По словам современника, «наши пуританские правила приличия», «напускная искусственная скромность» способствовали тому, что русские барышни, в отличие от полек, например, менее достойно выходили из неловких ситуаций: «Я не забуду, как Эмилия меня сильно сконфузила одной своей выходкой, на которую никто не обратил внимания, как на поступок весьма обыкновенный, но который меня, как новичка, привыкшего к нашим пуританским правилам приличия, поразил. На одном балу я танцевал с Эмилией мазурку. У нее развязалась лента на башмаке. Наша барышня, смешавшись и сконфузившись, тотчас побежала бы в уборную исправить свой туалет; Эмилия же в зале, в присутствии всех, поставила свою маленькую ножку на стул и, приподняв свое бальное платье, так что видна была часть икры, смеясь и смотря мне прямо в глаза, просила завязать ей ленту.
У меня потемнело в глазах, руки тряслись, я не только не мог завязать ленту, но даже держать ее. Заметив впечатление, на меня произведенное, Эмилия, лукаво улыбаясь, проговорила: "Какой вы неловкий!" — и сама завязала ленту».
Нравы француженок, по мнению другого современника, также выгодно отличались от нравов русских дам, которые слишком полны «ложного благонравия, они большей частию бывают… что французы называют prudes[51]. Зачем наши молодые люди несравненно любезнее с француженками, чем в обществе своих соотечественниц, которые, между тем, по большей части перенимают у сих последних… моды и все вообще отпечатки ветрености, а тип этой общественной любезности, который так трудно схватить, а это сочетание чистоты нравов с ловкостью и бойкостью, это отсутствие грубого кокетства, замененное кротким желанием быть для всех приятною, едва ли всем нашим дамам понятны».

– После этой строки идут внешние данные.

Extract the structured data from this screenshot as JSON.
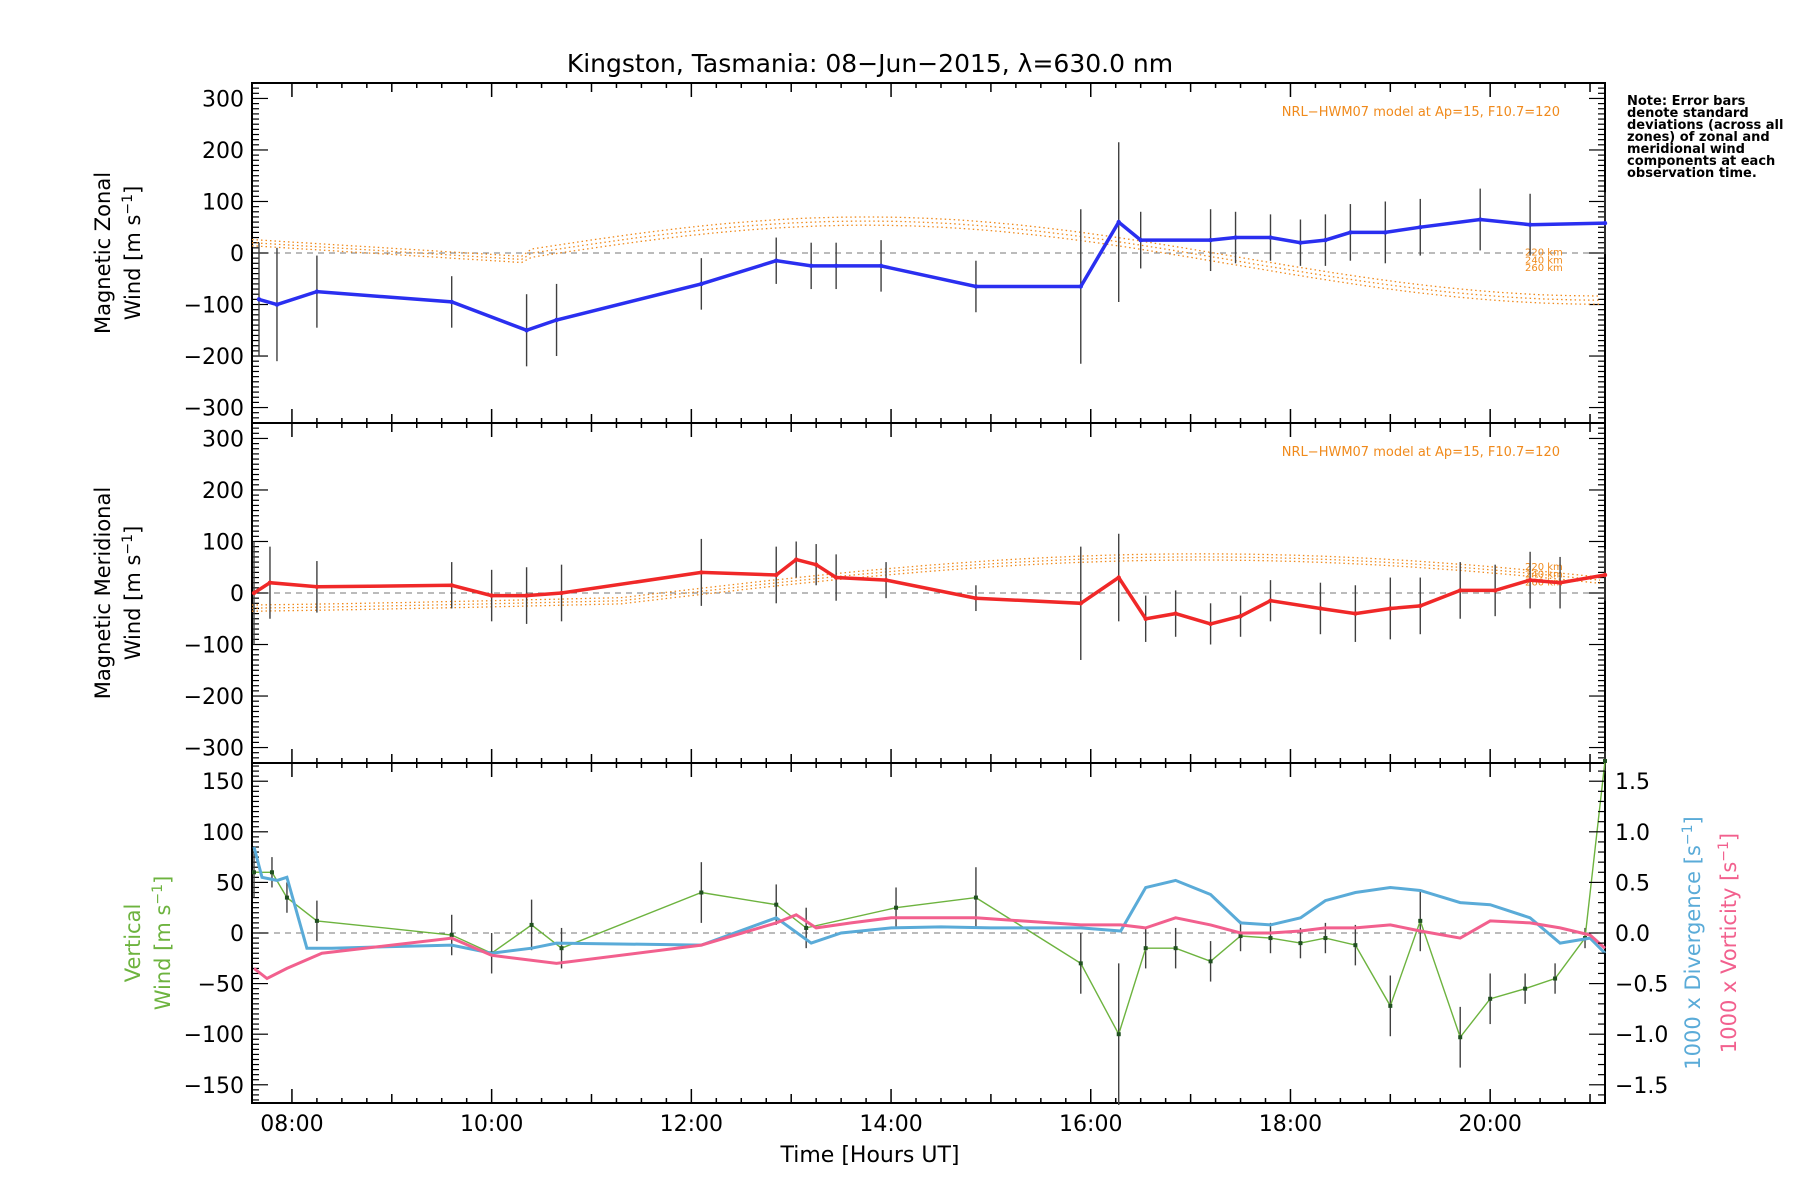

Следует заметить, что мужчины были весьма язвительны в оценке дам, не умеющих скрывать свои эмоции и достойно выходить из неловких ситуаций. Так, 3 июня 1832 года П. А. Вяземский писал И. И. Дмитриеву из Петербурга: «Желая воскресить для вас А. Е. Измайлова, сообщу вам один анекдот о графе Хвостове. Он публично упал и растянулся на земле, на Елагинском гулянье, садясь в коляску свою. Жена завизжала, и весь народ бросился смотреть его и слушать ее; но все обошлось без беды, и графа подняли, как ни в чем не бывало» Поведение жены графа Д. И. Хвостова противоречило правилам хорошего тона.

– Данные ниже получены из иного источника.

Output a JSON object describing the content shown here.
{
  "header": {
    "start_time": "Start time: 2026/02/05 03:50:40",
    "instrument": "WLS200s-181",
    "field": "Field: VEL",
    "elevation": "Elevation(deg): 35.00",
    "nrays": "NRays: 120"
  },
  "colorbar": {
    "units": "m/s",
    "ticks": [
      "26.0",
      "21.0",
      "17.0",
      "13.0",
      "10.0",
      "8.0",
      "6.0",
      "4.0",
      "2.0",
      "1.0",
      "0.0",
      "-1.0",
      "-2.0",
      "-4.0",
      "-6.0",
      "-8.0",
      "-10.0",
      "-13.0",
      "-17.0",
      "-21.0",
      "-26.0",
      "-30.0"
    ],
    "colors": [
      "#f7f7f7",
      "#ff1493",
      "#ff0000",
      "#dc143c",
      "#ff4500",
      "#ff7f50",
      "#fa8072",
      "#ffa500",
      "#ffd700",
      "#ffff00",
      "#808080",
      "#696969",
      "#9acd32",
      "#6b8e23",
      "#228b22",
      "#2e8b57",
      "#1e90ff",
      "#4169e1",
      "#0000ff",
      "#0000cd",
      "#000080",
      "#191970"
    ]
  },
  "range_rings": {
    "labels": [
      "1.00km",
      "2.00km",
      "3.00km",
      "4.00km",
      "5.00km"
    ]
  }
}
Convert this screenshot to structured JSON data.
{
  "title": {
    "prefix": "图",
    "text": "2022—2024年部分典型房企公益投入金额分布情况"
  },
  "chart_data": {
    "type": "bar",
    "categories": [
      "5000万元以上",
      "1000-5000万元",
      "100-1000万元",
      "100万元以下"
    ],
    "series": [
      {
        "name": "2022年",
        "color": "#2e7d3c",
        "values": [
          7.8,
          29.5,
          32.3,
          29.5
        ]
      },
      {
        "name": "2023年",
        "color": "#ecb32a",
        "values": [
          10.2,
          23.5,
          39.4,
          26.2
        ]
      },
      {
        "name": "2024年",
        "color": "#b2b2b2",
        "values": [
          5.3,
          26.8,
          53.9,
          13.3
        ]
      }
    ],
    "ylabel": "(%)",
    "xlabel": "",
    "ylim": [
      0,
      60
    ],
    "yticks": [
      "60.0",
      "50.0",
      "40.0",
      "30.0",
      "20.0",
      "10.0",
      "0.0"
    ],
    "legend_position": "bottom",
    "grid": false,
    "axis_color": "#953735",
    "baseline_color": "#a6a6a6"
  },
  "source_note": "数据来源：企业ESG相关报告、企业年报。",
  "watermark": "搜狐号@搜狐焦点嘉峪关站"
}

Следующие примеры позволяют судить о том, какова была реакция окружающих, оказавшихся невольными свидетелями весьма комичных сцен.
Приведем выдержку из дневника Ф. И. Кабанова «О происшествиях, случившихся во время [пребывания] у Кавказских Минеральных вод 1832 года»: «В сем году, как все говорят, было здесь необыкновенное множество посетителей. Одна дама по предписанию врача пила воду из двух источников, Елисаветинского и Сабанеевского. Выпивши назначенное количество воды в первом, отправилась большим бульваром на гору, ко второму, и, едва успела сделать шагов несколько от источника, где еще оставалось около 30 человек, как внезапно порывистый ветер, дунувший с-под горы, подхватил платье упомянутой дамы и, закинув оное на голову, обнажил все тело до самого пояса. Она не нашлась, бедная, что в таком случае делать, как пустилась изо всей мочи бежать в гору, что продолжала в виду всех зрителей саженей сто. Некоторые из присутствующих смотрели на эту сцену с сожалением, а другие с удовольствием, ибо сей нечаянный случай доставил удовольствие, мущинам особливо, старанием видеть женщину в обнажении ее тайных прелестей, коих еще никакая благодетельная мода открывать не позволяла до сих пор».